Oscar-nominated director Ashvin Kumar’s latest film is a love story set in Kashmir
Unsurprisingly, it's run into trouble with the CBFC
sKolkata-born film-maker Ashvin Kumar’s grandfather was Kashmiri, and he spent all his childhood vacations in the idyllic valley. But it was on his return after two decades, in 2009—when militancy was at its peak—that he was confronted by the grim realities of life there, and its whitewashing at the hands of the mainstream media.
So, the director, whose Little Terrorist (2005) was nominated for Best Live Action Short Film at the Oscars, decided to remedy this with two unflinching sociopolitical documentaries: Inshallah Football (2010) and Inshallah, Kashmir (2012). They were both first banned and then lauded in head-scratching succession, and went on to win National Film Awards, in 2011 and 2012, respectively.
The same pattern of controversy is erupting around his latest offering, the feature film No Fathers In Kashmir, an evocative, coming-of-age love story. It’s the tale of Noor, a British-Kashmiri girl who returns to the valley to better understand her father’s disappearance. She’s accompanied by Majid, a local boy in the same predicament. As they attempt to solve their shared mystery, the two quickly fall in love, and when they veer into dangerous territory at the India-Pakistan border, they’re wrenched apart. “I made a movie for 16- to 25-year-olds in which they could see a reflection of themselves. I hope lots of hearts break and lots of tears are shed.
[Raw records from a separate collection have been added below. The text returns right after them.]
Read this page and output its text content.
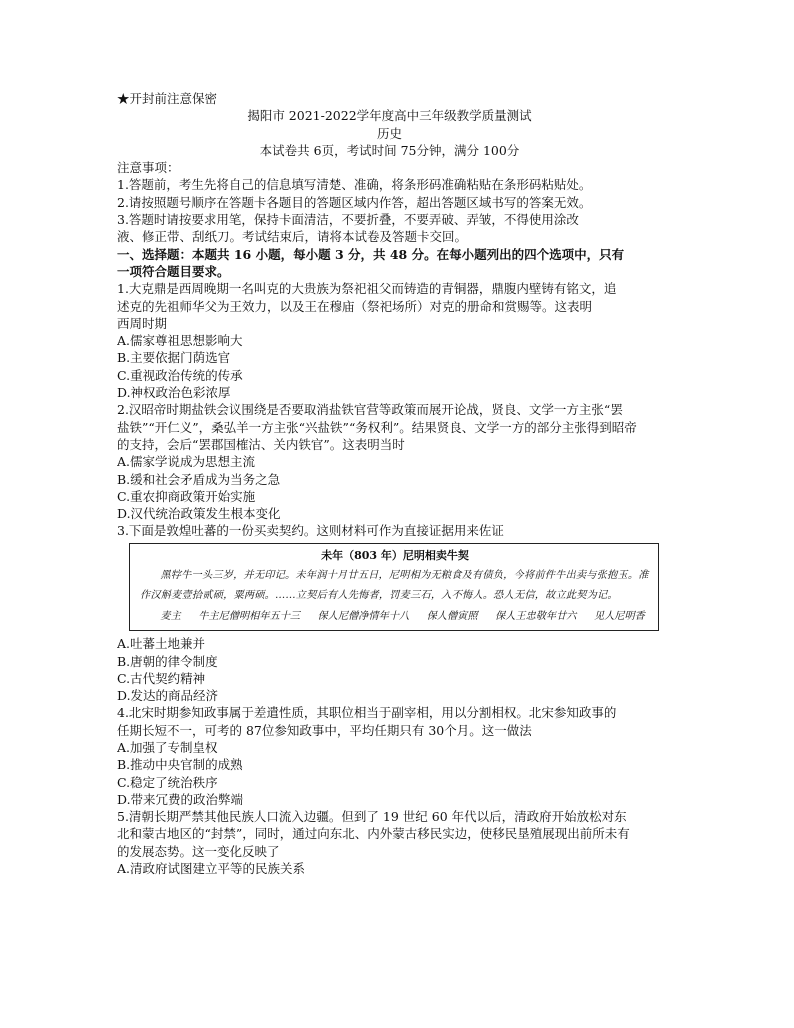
★开封前注意保密
揭阳市 2021-2022学年度高中三年级教学质量测试
历史
本试卷共 6页，考试时间 75分钟，满分 100分
注意事项：
1.答题前，考生先将自己的信息填写清楚、准确，将条形码准确粘贴在条形码粘贴处。
2.请按照题号顺序在答题卡各题目的答题区域内作答，超出答题区域书写的答案无效。
3.答题时请按要求用笔，保持卡面清洁，不要折叠，不要弄破、弄皱，不得使用涂改
液、修正带、刮纸刀。考试结束后，请将本试卷及答题卡交回。
一、选择题：本题共 16 小题，每小题 3 分，共 48 分。在每小题列出的四个选项中，只有
一项符合题目要求。
1.大克鼎是西周晚期一名叫克的大贵族为祭祀祖父而铸造的青铜器，鼎腹内壁铸有铭文，追
述克的先祖师华父为王效力，以及王在穆庙（祭祀场所）对克的册命和赏赐等。这表明
西周时期
A.儒家尊祖思想影响大
B.主要依据门荫选官
C.重视政治传统的传承
D.神权政治色彩浓厚
2.汉昭帝时期盐铁会议围绕是否要取消盐铁官营等政策而展开论战，贤良、文学一方主张“罢
盐铁”“开仁义”，桑弘羊一方主张“兴盐铁”“务权利”。结果贤良、文学一方的部分主张得到昭帝
的支持，会后“罢郡国榷沽、关内铁官”。这表明当时
A.儒家学说成为思想主流
B.缓和社会矛盾成为当务之急
C.重农抑商政策开始实施
D.汉代统治政策发生根本变化
3.下面是敦煌吐蕃的一份买卖契约。这则材料可作为直接证据用来佐证
未年（803 年）尼明相卖牛契
黑牸牛一头三岁，并无印记。未年润十月廿五日，尼明相为无粮食及有债负，今将前件牛出卖与张抱玉。准作汉斛麦壹拾贰硕，粟两硕。……立契后有人先悔者，罚麦三石，入不悔人。恐人无信，故立此契为记。
麦主　 牛主尼僧明相年五十三　 保人尼僧净情年十八　 保人僧寅照　 保人王忠敬年廿六　 见人尼明香
A.吐蕃土地兼并
B.唐朝的律令制度
C.古代契约精神
D.发达的商品经济
4.北宋时期参知政事属于差遣性质，其职位相当于副宰相，用以分割相权。北宋参知政事的
任期长短不一，可考的 87位参知政事中，平均任期只有 30个月。这一做法
A.加强了专制皇权
B.推动中央官制的成熟
C.稳定了统治秩序
D.带来冗费的政治弊端
5.清朝长期严禁其他民族人口流入边疆。但到了 19 世纪 60 年代以后，清政府开始放松对东
北和蒙古地区的“封禁”，同时，通过向东北、内外蒙古移民实边，使移民垦殖展现出前所未有
的发展态势。这一变化反映了
A.清政府试图建立平等的民族关系
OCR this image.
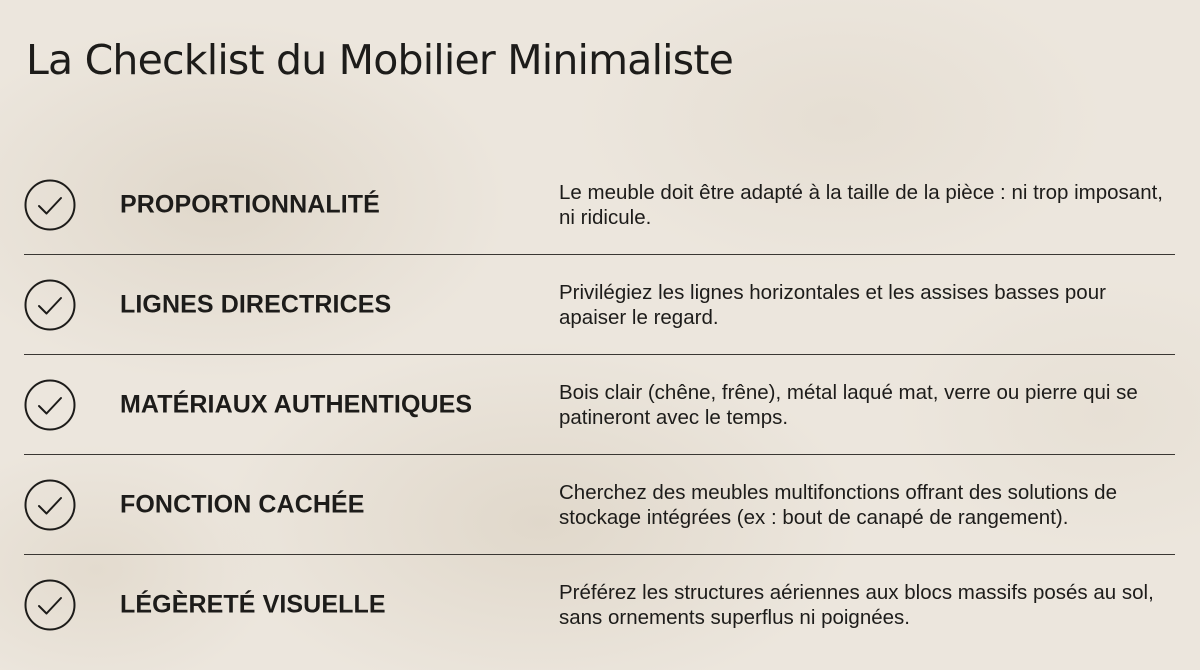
La Checklist du Mobilier Minimaliste
PROPORTIONNALITÉ	Le meuble doit être adapté à la taille de la pièce : ni trop imposant, ni ridicule.
LIGNES DIRECTRICES	Privilégiez les lignes horizontales et les assises basses pour apaiser le regard.
MATÉRIAUX AUTHENTIQUES	Bois clair (chêne, frêne), métal laqué mat, verre ou pierre qui se patineront avec le temps.
FONCTION CACHÉE	Cherchez des meubles multifonctions offrant des solutions de stockage intégrées (ex : bout de canapé de rangement).
LÉGÈRETÉ VISUELLE	Préférez les structures aériennes aux blocs massifs posés au sol, sans ornements superflus ni poignées.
And by doing that, people will empathise with what’s happening in the valley, so that the process of dialogue can begin,” says Kumar.
He treads new territory in this work, blending elements of classical Hollywood cinema—which has informed much of his work—with the gritty realism of documentary film-making. “This might be the reason the censor board has taken exception to it. The more real it is, the more problematic it gets,” muses Kumar, who is currently embroiled in an all-too-familiar war with the film regulatory body. After stalling the release of the film, the CBFC gave it an ‘A’ certification, which he protested was “as good as banning a film” in an open letter to its chief, Prasoon Joshi.
But Kumar remains undaunted and assured that he will prevail in court, and plans to release the film early next year. “The idea of this film was to invite, not to antagonise. Come and see the reality of what is happening in Kashmir.”